June 5, 2024 • Written By Rick Zhou, Larme Zhao, Bo Jiang, and Sean Sheng
Choosing the right inference backend for serving large language models (LLMs) is crucial. It not only ensures an optimal user experience with fast generation speed but also improves cost efficiency through a high token generation rate and resource utilization. Today, developers have a variety of choices for inference backends created by reputable research and industry teams. However, selecting the best backend for a specific use case can be challenging.
To help developers make informed decisions, the BentoML engineering team conducted a comprehensive benchmark study on the Llama 3 serving performance with vLLM, LMDeploy, MLC-LLM, TensorRT-LLM, and Hugging Face TGI on BentoCloud. These inference backends were evaluated using two key metrics:
We conducted the benchmark study with the Llama 3 8B and 70B 4-bit quantization models on an A100 80GB GPU instance (gpu.a100.1x80
) on BentoCloud across three levels of inference loads (10, 50, and 100 concurrent users). Here are some of our key findings:
We discovered that the token generation rate is strongly correlated with the GPU utilization achieved by an inference backend. Backends capable of maintaining a high token generation rate also exhibited GPU utilization rates approaching 100%. Conversely, backends with lower GPU utilization rates appeared to be bottlenecked by the Python process.

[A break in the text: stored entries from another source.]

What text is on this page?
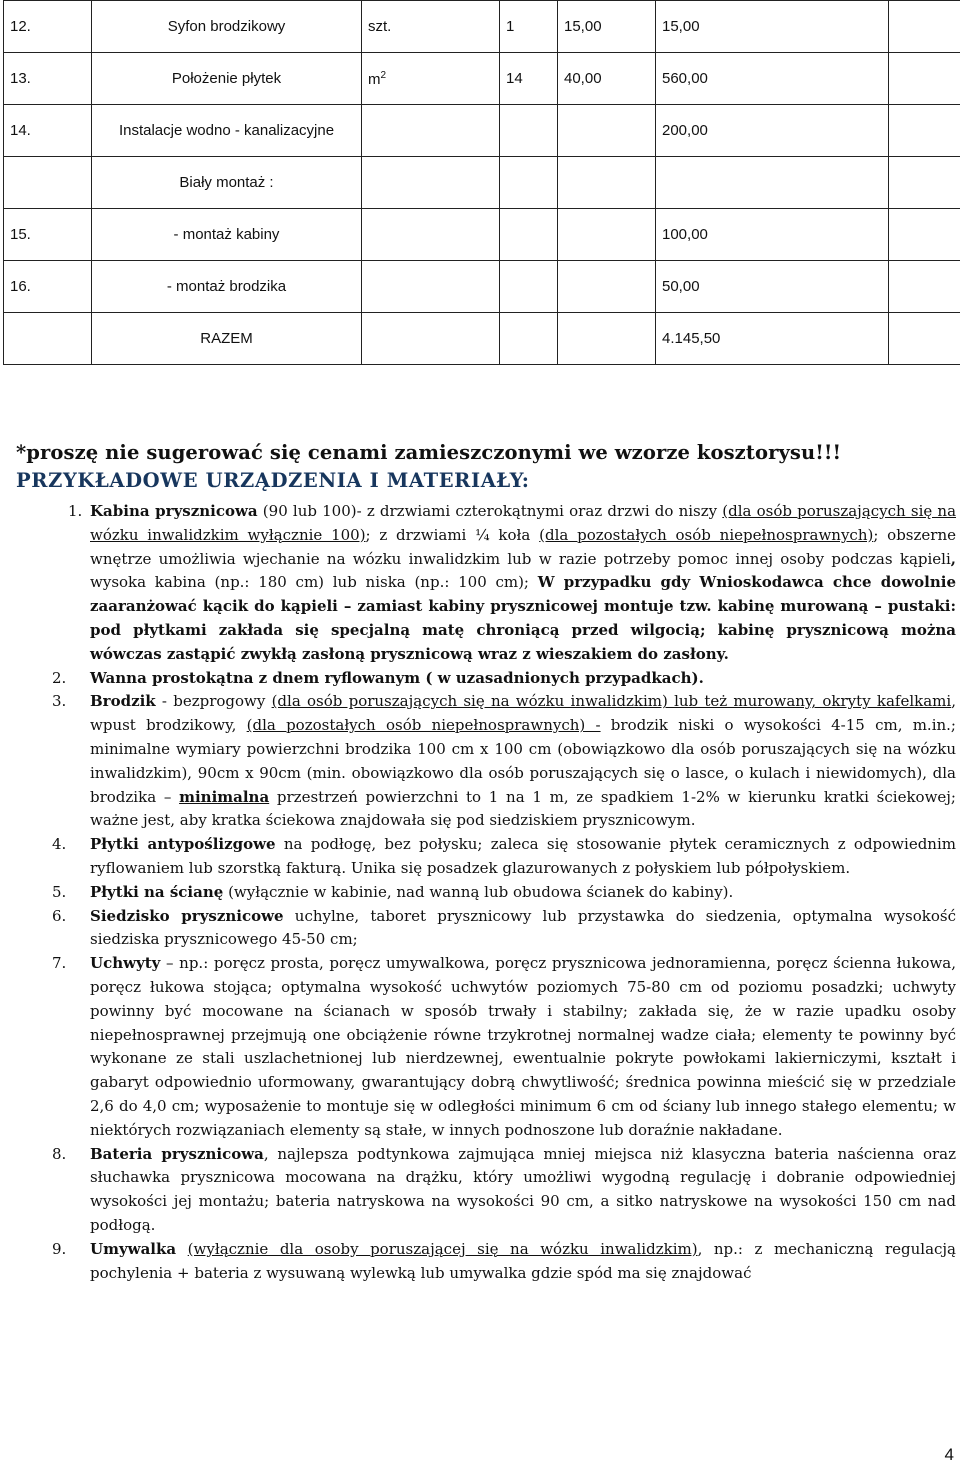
12.	Syfon brodzikowy	szt.	1	15,00	15,00	
13.	Położenie płytek	$m^2$	14	40,00	560,00	
14.	Instalacje wodno - kanalizacyjne				200,00	
	Biały montaż :					
15.	- montaż kabiny				100,00	
16.	- montaż brodzika				50,00	
	RAZEM				4.145,50	
*proszę nie sugerować się cenami zamieszczonymi we wzorze kosztorysu!!!
PRZYKŁADOWE URZĄDZENIA I MATERIAŁY:
1. Kabina prysznicowa (90 lub 100)- z drzwiami czterokątnymi oraz drzwi do niszy (dla osób poruszających się na wózku inwalidzkim wyłącznie 100); z drzwiami ¼ koła (dla pozostałych osób niepełnosprawnych); obszerne wnętrze umożliwia wjechanie na wózku inwalidzkim lub w razie potrzeby pomoc innej osoby podczas kąpieli, wysoka kabina (np.: 180 cm) lub niska (np.: 100 cm); W przypadku gdy Wnioskodawca chce dowolnie zaaranżować kącik do kąpieli – zamiast kabiny prysznicowej montuje tzw. kabinę murowaną – pustaki: pod płytkami zakłada się specjalną matę chroniącą przed wilgocią; kabinę prysznicową można wówczas zastąpić zwykłą zasłoną prysznicową wraz z wieszakiem do zasłony.
2. Wanna prostokątna z dnem ryflowanym ( w uzasadnionych przypadkach).
3. Brodzik - bezprogowy (dla osób poruszających się na wózku inwalidzkim) lub też murowany, okryty kafelkami, wpust brodzikowy, (dla pozostałych osób niepełnosprawnych) - brodzik niski o wysokości 4-15 cm, m.in.; minimalne wymiary powierzchni brodzika 100 cm x 100 cm (obowiązkowo dla osób poruszających się na wózku inwalidzkim), 90cm x 90cm (min. obowiązkowo dla osób poruszających się o lasce, o kulach i niewidomych), dla brodzika – minimalna przestrzeń powierzchni to 1 na 1 m, ze spadkiem 1-2% w kierunku kratki ściekowej; ważne jest, aby kratka ściekowa znajdowała się pod siedziskiem prysznicowym.
4. Płytki antypoślizgowe na podłogę, bez połysku; zaleca się stosowanie płytek ceramicznych z odpowiednim ryflowaniem lub szorstką fakturą. Unika się posadzek glazurowanych z połyskiem lub półpołyskiem.
5. Płytki na ścianę (wyłącznie w kabinie, nad wanną lub obudowa ścianek do kabiny).
6. Siedzisko prysznicowe uchylne, taboret prysznicowy lub przystawka do siedzenia, optymalna wysokość siedziska prysznicowego 45-50 cm;
7. Uchwyty – np.: poręcz prosta, poręcz umywalkowa, poręcz prysznicowa jednoramienna, poręcz ścienna łukowa, poręcz łukowa stojąca; optymalna wysokość uchwytów poziomych 75-80 cm od poziomu posadzki; uchwyty powinny być mocowane na ścianach w sposób trwały i stabilny; zakłada się, że w razie upadku osoby niepełnosprawnej przejmują one obciążenie równe trzykrotnej normalnej wadze ciała; elementy te powinny być wykonane ze stali uszlachetnionej lub nierdzewnej, ewentualnie pokryte powłokami lakierniczymi, kształt i gabaryt odpowiednio uformowany, gwarantujący dobrą chwytliwość; średnica powinna mieścić się w przedziale 2,6 do 4,0 cm; wyposażenie to montuje się w odległości minimum 6 cm od ściany lub innego stałego elementu; w niektórych rozwiązaniach elementy są stałe, w innych podnoszone lub doraźnie nakładane.
8. Bateria prysznicowa, najlepsza podtynkowa zajmująca mniej miejsca niż klasyczna bateria naścienna oraz słuchawka prysznicowa mocowana na drążku, który umożliwi wygodną regulację i dobranie odpowiedniej wysokości jej montażu; bateria natryskowa na wysokości 90 cm, a sitko natryskowe na wysokości 150 cm nad podłogą.
9. Umywalka (wyłącznie dla osoby poruszającej się na wózku inwalidzkim), np.: z mechaniczną regulacją pochylenia + bateria z wysuwaną wylewką lub umywalka gdzie spód ma się znajdować
4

When choosing an inference backend for serving LLMs, considerations beyond just performance also play an important role in the decision. The following list highlights key dimensions that we believe are important to consider when selecting the ideal inference backend.
LMDeploy | TensorRT-LLM | vLLM | MLC-LLM | TGI | |
---|---|---|---|---|---|
Quantization | Supports 4-bit AWQ, 8-bit quantization, and 4-bit KV quantization. | Supports quantization via modelopt, and note that quantized data types are not implemented for all the models. | Users need to quantize models with AutoAWQ or find pre-quantized models on HF. Performance is under-optimized. | Supports 3-bit and 4-bit group quantization. AWQ quantization support is still experimental. | Supports AWQ, GPTQ, and bits-and-bytes quantization. |
Models | About 20 models supported by TurboMind engine. | 30+ models supported | 30+ models supported | 20+ models supported | 20+ models supported |
Hardware limitations | Only optimized for Nvidia CUDA | Only supports Nvidia CUDA | Nvidia CUDA, AMD ROCm, AWS Neuron, CPU | Nvidia CUDA, AMD ROCm, Metal, Android, IOS, WebGPU | Nvidia CUDA, AMD ROCm, Intel Gaudi, AWS Inferentia |
A user-friendly backend should provide rapid development and high code maintainability for AI applications running on top of LLMs.
Stable releases: LMDeploy, TensorRT-LLM, vLLM, and TGI all offer stable releases. MLC-LLM does not currently have stable tagged releases, with only nightly builds; one possible solution is to build from source.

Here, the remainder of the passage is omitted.